Mit einem Schoner durch die Adria : Die Schönste in der Badebucht

Die „Dolin“ kreuzt in kroatischen Gewässern – und verzückt ihre Passagiere beim Anlegen in magischen Badebuchten. Oder mit Slowfood von Bordkoch Simon.

Dagmar Gehm
Kann sich sehen lassen. Die restaurierte „Dolin“ wurde 1946 gebaut.
Kann sich sehen lassen. Die restaurierte „Dolin“ wurde 1946 gebaut.Foto: Dagmar Gehm

Sein Alter sieht man ihm gar nicht an, vielleicht weil es 1946 in Handarbeit und aus bestem Material gefertigt wurde: Das Schiff „Dolin“ hat seither schwere Gewässer durchkreuzt, Sturm und Krieg überlebt, war politische Geheimnisträgerin und ist ein paarmal auf Grund gelaufen – symbolisch gesehen. Gerade öffnen sich ganz neue Perspektiven, denn der Lack ist noch lange nicht ab.

Gulet, so werden auf Kroatisch die traditionellen Holzboote genannt, die heute als Motorsegler durch die Adria schippern. Das Wort leitet sich aus dem französischen Golette ab und bedeutet Schoner. Der Heimathafen des Gulets ist die alte Festungsstadt Zadar in Norddalmatien.

Verglichen mit seiner bewegten Vergangenheit ist der aktuelle Job recht entspannt. Damit die Dolin dem Lifestyle-Gefühl der Touristen entspricht, hat ihm John Benic, Skipper und Eigner in Personalunion, eine verjüngende Optik verliehen – fünf komfortable Gästekabinen inklusive Klimaanlage, Doppelbetten und natürlich eigener Dusche und WC.
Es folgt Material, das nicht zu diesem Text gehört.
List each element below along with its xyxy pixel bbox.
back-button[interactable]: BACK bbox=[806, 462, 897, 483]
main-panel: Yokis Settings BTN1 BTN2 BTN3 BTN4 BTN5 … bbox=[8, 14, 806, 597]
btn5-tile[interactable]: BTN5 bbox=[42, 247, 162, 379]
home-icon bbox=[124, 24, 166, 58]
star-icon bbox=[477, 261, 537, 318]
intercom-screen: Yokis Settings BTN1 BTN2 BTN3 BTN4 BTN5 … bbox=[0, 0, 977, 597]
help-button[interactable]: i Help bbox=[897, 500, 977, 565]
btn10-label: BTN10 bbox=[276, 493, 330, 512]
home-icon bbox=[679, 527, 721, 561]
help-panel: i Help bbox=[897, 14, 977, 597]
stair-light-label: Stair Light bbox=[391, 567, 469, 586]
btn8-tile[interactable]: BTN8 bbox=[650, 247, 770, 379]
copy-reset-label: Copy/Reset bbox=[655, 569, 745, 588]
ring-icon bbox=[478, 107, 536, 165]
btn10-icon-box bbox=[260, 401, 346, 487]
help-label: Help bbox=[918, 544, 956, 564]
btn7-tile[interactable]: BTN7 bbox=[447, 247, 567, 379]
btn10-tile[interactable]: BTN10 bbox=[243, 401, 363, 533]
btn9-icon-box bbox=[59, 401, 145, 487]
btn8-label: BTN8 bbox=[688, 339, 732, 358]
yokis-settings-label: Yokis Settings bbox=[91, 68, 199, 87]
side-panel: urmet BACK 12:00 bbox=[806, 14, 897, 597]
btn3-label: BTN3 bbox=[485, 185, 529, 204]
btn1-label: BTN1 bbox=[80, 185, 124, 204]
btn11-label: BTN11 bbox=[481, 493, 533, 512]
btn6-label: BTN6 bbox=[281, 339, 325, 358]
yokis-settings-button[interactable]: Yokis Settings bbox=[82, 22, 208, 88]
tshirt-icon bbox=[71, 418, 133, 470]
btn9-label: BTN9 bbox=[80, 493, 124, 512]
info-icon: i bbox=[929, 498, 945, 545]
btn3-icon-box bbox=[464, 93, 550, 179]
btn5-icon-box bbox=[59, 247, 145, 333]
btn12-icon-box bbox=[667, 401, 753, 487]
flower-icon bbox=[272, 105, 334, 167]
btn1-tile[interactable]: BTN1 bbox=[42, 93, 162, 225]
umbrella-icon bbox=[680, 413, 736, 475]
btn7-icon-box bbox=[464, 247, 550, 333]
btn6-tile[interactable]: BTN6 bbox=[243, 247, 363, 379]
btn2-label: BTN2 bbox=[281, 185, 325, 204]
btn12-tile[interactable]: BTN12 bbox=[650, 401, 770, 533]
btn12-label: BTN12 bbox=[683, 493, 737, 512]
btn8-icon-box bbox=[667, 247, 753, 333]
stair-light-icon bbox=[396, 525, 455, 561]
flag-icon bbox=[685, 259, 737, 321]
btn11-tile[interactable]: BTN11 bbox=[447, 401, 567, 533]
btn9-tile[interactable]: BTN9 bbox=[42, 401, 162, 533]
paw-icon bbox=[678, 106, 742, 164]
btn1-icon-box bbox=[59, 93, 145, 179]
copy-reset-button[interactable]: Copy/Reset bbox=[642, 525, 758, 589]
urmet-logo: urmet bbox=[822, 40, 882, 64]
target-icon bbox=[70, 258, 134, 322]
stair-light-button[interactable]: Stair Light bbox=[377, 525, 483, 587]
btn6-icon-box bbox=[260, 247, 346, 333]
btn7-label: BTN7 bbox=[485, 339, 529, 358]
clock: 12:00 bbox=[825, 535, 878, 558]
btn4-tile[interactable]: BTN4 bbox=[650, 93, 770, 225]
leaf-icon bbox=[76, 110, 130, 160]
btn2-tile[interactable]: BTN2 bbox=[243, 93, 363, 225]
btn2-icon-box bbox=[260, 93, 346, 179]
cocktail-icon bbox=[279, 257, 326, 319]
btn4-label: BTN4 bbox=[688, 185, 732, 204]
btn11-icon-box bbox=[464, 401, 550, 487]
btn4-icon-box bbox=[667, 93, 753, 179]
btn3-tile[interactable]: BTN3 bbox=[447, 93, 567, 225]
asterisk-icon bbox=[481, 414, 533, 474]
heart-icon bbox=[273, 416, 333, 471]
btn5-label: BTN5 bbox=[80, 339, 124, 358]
Hitchcock schwärmte für den Sonnenuntergang der Adria

Neulich ist die „Dolin“ bei einer verträumten Bucht der Kornaten vor Anker gegangen. John kennt auf den Inseln verschwiegene Plätze, wo nur ein paar Fischerhütten am Strand stehen. Während an Bord Koch Simon stundenlang in den Töpfen rührt, um sein berühmtes „slow food“ zu bereiten, genießen einige Passagiere den Blicks aufs Ufer von ihren weißen Matratzen auf dem Sonnendeck. Andere haben sich mit dem Dinghi übersetzen lassen, der Rest schnorchelt in der jadegrünen See. Eigentlich könnten sie auch ohne Maske bis auf den Meeresgrund schauen, so klar und sauber ist das Wasser.

Bei gutem Wind werden die Segel gesetzt, um die Gäste zurück in die Zeit zu beamen, als die Gulets noch ohne Motor die Gewässer durchquerten. Zwar können die Passagiere ihre eigene Kreuzfahrt gestalten, aber John schlägt bei der morgendlichen Lagebesprechung seine Lieblingshäfen vor, „magische“ Badebuchten, wie er sie nennt, urige Tavernen, besondere Ankerplätze für den Abend. Alfred Hitchcock erklärte einst, der Sonnenuntergang in dieser Gegend sei der schönste, den er je gesehen habe, spektakulärer noch als der in Key West.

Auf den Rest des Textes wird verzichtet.